A former part of the great West Field of Kingston Manor


Originally part of the great Medieval West Field of Kingston Manor, Sealey's Mead (Parcel 1422) was a field west of Marl Close Farm and on the north of a field access track called Lower Larkhill Lane but today has become Stiby Road..

The 1846 Tithe Apportionment noted Sealey's Mead as 6a 0r 15p and used as meadow. The Apportionment noted that the owner was 'Henry Coward (now John Glyde)' and the tenant was Joseph Brooks.

Sealey's Mead was bounded on the north by Higher Larkhill Lane (Parcel 1411), on the west by Thorney Bush (Parcel 1420) on the east by Marle Close (Parcel 1424) and on the south by the field access track Lower Larkhill Lane.

Today the site of the former Sealey's Mead is occupied by the houses and gardens of both sides of Coronation Avenue from the roundabout at Stiby Road as far as the junction with Elliotts Drive and Thatcham Park.

For details on historic land measurement (ie acres, roods and perches) click here.



This map, based on the descriptions in the 1589 Terrier and the 1846 Tithe Map of Yeovil shows the approximate boundaries of the Manors of Kingston and Hendford as well as the manorial three-field system used in Kingston.
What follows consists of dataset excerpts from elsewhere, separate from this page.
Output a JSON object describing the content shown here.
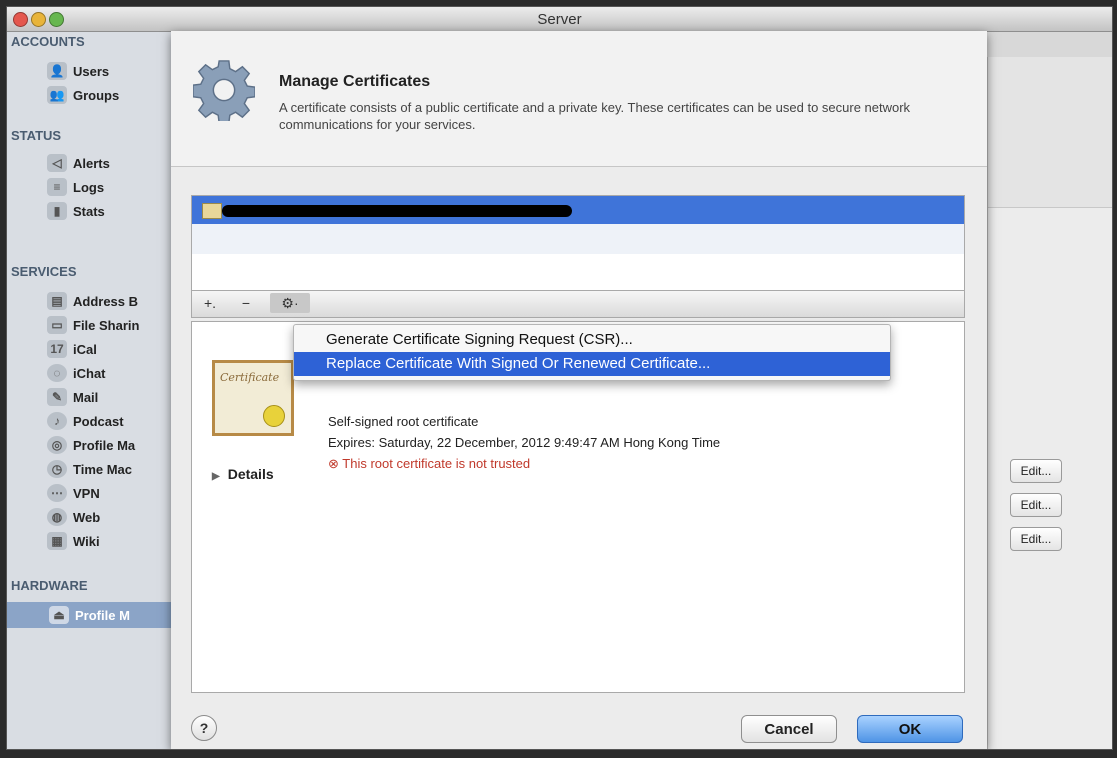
{
  "window": {
    "title": "Server"
  },
  "sidebar": {
    "sections": [
      {
        "label": "ACCOUNTS",
        "items": [
          {
            "label": "Users",
            "icon": "user-icon"
          },
          {
            "label": "Groups",
            "icon": "group-icon"
          }
        ]
      },
      {
        "label": "STATUS",
        "items": [
          {
            "label": "Alerts",
            "icon": "alert-icon"
          },
          {
            "label": "Logs",
            "icon": "log-icon"
          },
          {
            "label": "Stats",
            "icon": "stats-icon"
          }
        ]
      },
      {
        "label": "SERVICES",
        "items": [
          {
            "label": "Address B",
            "icon": "address-book-icon"
          },
          {
            "label": "File Sharin",
            "icon": "file-sharing-icon"
          },
          {
            "label": "iCal",
            "icon": "calendar-icon"
          },
          {
            "label": "iChat",
            "icon": "chat-icon"
          },
          {
            "label": "Mail",
            "icon": "mail-icon"
          },
          {
            "label": "Podcast",
            "icon": "podcast-icon"
          },
          {
            "label": "Profile Ma",
            "icon": "profile-manager-icon"
          },
          {
            "label": "Time Mac",
            "icon": "time-machine-icon"
          },
          {
            "label": "VPN",
            "icon": "vpn-icon"
          },
          {
            "label": "Web",
            "icon": "web-icon"
          },
          {
            "label": "Wiki",
            "icon": "wiki-icon"
          }
        ]
      },
      {
        "label": "HARDWARE",
        "items": [
          {
            "label": "Profile M",
            "icon": "server-icon",
            "selected": true
          }
        ]
      }
    ]
  },
  "sheet": {
    "title": "Manage Certificates",
    "description": "A certificate consists of a public certificate and a private key. These certificates can be used to secure network communications for your services.",
    "toolbar": {
      "add": "+.",
      "remove": "−",
      "action": "⚙·"
    },
    "menu": [
      "Generate Certificate Signing Request (CSR)...",
      "Replace Certificate With Signed Or Renewed Certificate..."
    ],
    "cert": {
      "line1": "Self-signed root certificate",
      "line2": "Expires: Saturday, 22 December, 2012 9:49:47 AM Hong Kong Time",
      "warning": "This root certificate is not trusted",
      "details": "Details",
      "image_text": "Certificate"
    },
    "help": "?",
    "cancel": "Cancel",
    "ok": "OK"
  },
  "right_panel": {
    "edit_buttons": [
      "Edit...",
      "Edit...",
      "Edit..."
    ]
  },
  "colors": {
    "selection": "#3f74d9",
    "menu_highlight": "#2e62d6",
    "warning": "#c0392b",
    "ok_button": "#4f94e6"
  }
}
A conjectural map of the great West Field of Kingston Manor showing ancient sub-fields, most likely common fields, within the overall bounds of West Field.


The Larkhill area reproduced from the 1842 Tithe Map. Sealey's Mead is towards bottom right.
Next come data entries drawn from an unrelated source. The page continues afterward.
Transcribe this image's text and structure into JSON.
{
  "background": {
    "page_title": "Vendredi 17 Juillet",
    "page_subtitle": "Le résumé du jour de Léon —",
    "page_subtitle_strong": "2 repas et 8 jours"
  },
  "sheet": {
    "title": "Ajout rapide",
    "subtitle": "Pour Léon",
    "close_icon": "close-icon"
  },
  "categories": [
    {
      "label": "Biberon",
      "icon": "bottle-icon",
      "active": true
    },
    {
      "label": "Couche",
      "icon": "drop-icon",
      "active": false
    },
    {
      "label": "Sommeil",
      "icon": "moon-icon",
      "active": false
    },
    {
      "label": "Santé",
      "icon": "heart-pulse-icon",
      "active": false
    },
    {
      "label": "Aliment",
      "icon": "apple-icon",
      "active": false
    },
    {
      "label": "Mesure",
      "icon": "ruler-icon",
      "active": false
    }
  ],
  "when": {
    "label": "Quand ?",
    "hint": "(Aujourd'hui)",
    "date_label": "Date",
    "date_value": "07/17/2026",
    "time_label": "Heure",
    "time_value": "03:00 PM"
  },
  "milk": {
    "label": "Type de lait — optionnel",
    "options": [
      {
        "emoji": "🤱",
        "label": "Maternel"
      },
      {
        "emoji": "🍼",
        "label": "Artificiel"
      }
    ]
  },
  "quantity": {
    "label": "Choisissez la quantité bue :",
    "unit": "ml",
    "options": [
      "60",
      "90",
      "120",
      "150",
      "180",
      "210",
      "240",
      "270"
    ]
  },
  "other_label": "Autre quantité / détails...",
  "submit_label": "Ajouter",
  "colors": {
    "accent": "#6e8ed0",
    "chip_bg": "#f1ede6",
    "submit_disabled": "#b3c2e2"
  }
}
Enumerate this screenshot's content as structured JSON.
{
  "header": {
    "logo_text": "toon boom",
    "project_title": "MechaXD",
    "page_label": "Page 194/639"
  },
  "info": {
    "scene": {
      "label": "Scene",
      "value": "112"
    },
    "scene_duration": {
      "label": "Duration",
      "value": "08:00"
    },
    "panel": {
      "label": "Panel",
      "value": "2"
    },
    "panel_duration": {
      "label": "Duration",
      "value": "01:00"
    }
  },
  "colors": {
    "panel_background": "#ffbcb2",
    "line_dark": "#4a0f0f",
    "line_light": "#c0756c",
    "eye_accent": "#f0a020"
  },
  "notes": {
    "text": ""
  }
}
The 1946 aerial photograph - the former Sealey's Mead lay right of centre with the newly-built Coronation Avenue running off-centre through it from the roundabout at Stiby Road. The former field boundaries are still discernible in the photograph - running between the end of the Marl Close development and the back gardens of the western properties in Coronation Avenue and parallel on the other side of Coronation Avenue behind Marl Close Farm.


The same area today 'borrowed' from Google maps.



The 1842 Tithe Map superimposed (slightly out at the bottom) over a modern map.